HCPCS_MMP=providerspokane%>%
group_by(HCPCS.Description)%>%
summarise(mean_medicare_paid=mean(Average.Medicare.Payment.Amount))
HCPCS_MMP_sort <- arrange(HCPCS_MMP, desc(mean_medicare_paid))
HCPCS_MMP_sort_25 <- as_data_frame(head(HCPCS_MMP_sort,25))
ggplot(data = HCPCS_MMP_sort_25, mapping = aes(reorder(HCPCS.Description, mean_medicare_paid), mean_medicare_paid)) + geom_bar(stat = 'identity') + ggtitle('Average of Amount Medicare Paid by HCPCS Code') + labs(y = 'Average of the Amount Medicare Paid ($)', x = 'HCPCS Code') + theme(axis.text.y = element_text(size = 8)) + coord_flip() + scale_x_discrete(labels= c("Ambulance service, conventional air services, transport, one way (rotary wing)" = "One way air ambulance (helicopter)", "Ambulance service, conventional air services, transport, one way (fixed wing)" = "One way air ambulance (fixed wing plane)", "Open treatment of broken of lower forearm or growth plate separation with insertion of hardware 3 or more fragments" = "Insertion of 3+ hardware pieces to treat broken lower forearm/growthplate separation", "Injection of bone cement into body of middle spine bone accessed through the skin using imaging guidance" = "Image guided injection of bone cement in middle spine through skin", "Injection of bone cement into body of lower spine bone accessed through the skin using imaging guidance" = "Image guided injection of bone cement in lower spine through skin"))

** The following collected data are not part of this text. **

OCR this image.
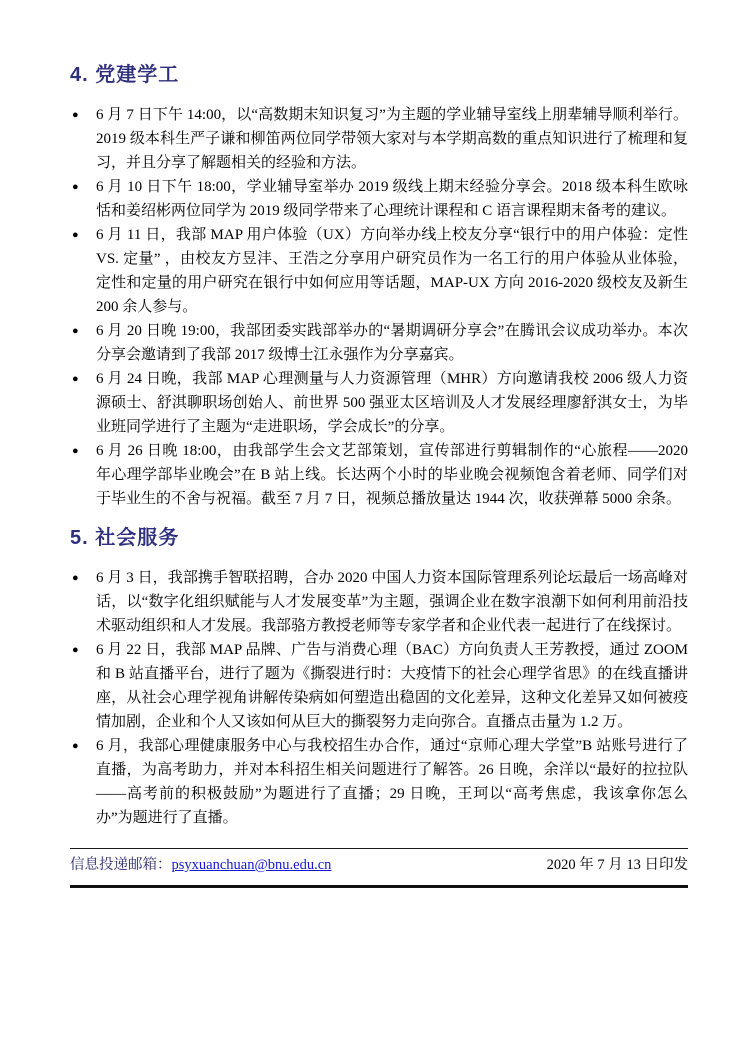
4. 党建学工
● 6 月 7 日下午 14:00，以“高数期末知识复习”为主题的学业辅导室线上朋辈辅导顺利举行。2019 级本科生严子谦和柳笛两位同学带领大家对与本学期高数的重点知识进行了梳理和复习，并且分享了解题相关的经验和方法。
● 6 月 10 日下午 18:00，学业辅导室举办 2019 级线上期末经验分享会。2018 级本科生欧咏恬和姜绍彬两位同学为 2019 级同学带来了心理统计课程和 C 语言课程期末备考的建议。
● 6 月 11 日，我部 MAP 用户体验（UX）方向举办线上校友分享“银行中的用户体验：定性 VS. 定量” ，由校友方昱沣、王浩之分享用户研究员作为一名工行的用户体验从业体验，定性和定量的用户研究在银行中如何应用等话题，MAP-UX 方向 2016-2020 级校友及新生 200 余人参与。
● 6 月 20 日晚 19:00，我部团委实践部举办的“暑期调研分享会”在腾讯会议成功举办。本次分享会邀请到了我部 2017 级博士江永强作为分享嘉宾。
● 6 月 24 日晚，我部 MAP 心理测量与人力资源管理（MHR）方向邀请我校 2006 级人力资源硕士、舒淇聊职场创始人、前世界 500 强亚太区培训及人才发展经理廖舒淇女士，为毕业班同学进行了主题为“走进职场，学会成长”的分享。
● 6 月 26 日晚 18:00，由我部学生会文艺部策划，宣传部进行剪辑制作的“心旅程——2020 年心理学部毕业晚会”在 B 站上线。长达两个小时的毕业晚会视频饱含着老师、同学们对于毕业生的不舍与祝福。截至 7 月 7 日，视频总播放量达 1944 次，收获弹幕 5000 余条。
5. 社会服务
● 6 月 3 日，我部携手智联招聘，合办 2020 中国人力资本国际管理系列论坛最后一场高峰对话，以“数字化组织赋能与人才发展变革”为主题，强调企业在数字浪潮下如何利用前沿技术驱动组织和人才发展。我部骆方教授老师等专家学者和企业代表一起进行了在线探讨。
● 6 月 22 日，我部 MAP 品牌、广告与消费心理（BAC）方向负责人王芳教授，通过 ZOOM 和 B 站直播平台，进行了题为《撕裂进行时：大疫情下的社会心理学省思》的在线直播讲座，从社会心理学视角讲解传染病如何塑造出稳固的文化差异，这种文化差异又如何被疫情加剧，企业和个人又该如何从巨大的撕裂努力走向弥合。直播点击量为 1.2 万。
● 6 月，我部心理健康服务中心与我校招生办合作，通过“京师心理大学堂”B 站账号进行了直播，为高考助力，并对本科招生相关问题进行了解答。26 日晚，余洋以“最好的拉拉队——高考前的积极鼓励”为题进行了直播；29 日晚，王珂以“高考焦虑，我该拿你怎么办”为题进行了直播。
信息投递邮箱：psyxuanchuan@bnu.edu.cn	2020 年 7 月 13 日印发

This graph is significant because it shows a few outliers at the top of the graph that require a large average payment amount. Those are air ambulance services and specialized surgeries like cochlear implants and forearm reconstruction. It should be noted that the paid amount for the top outcomes is almost half of the amount that was submitted.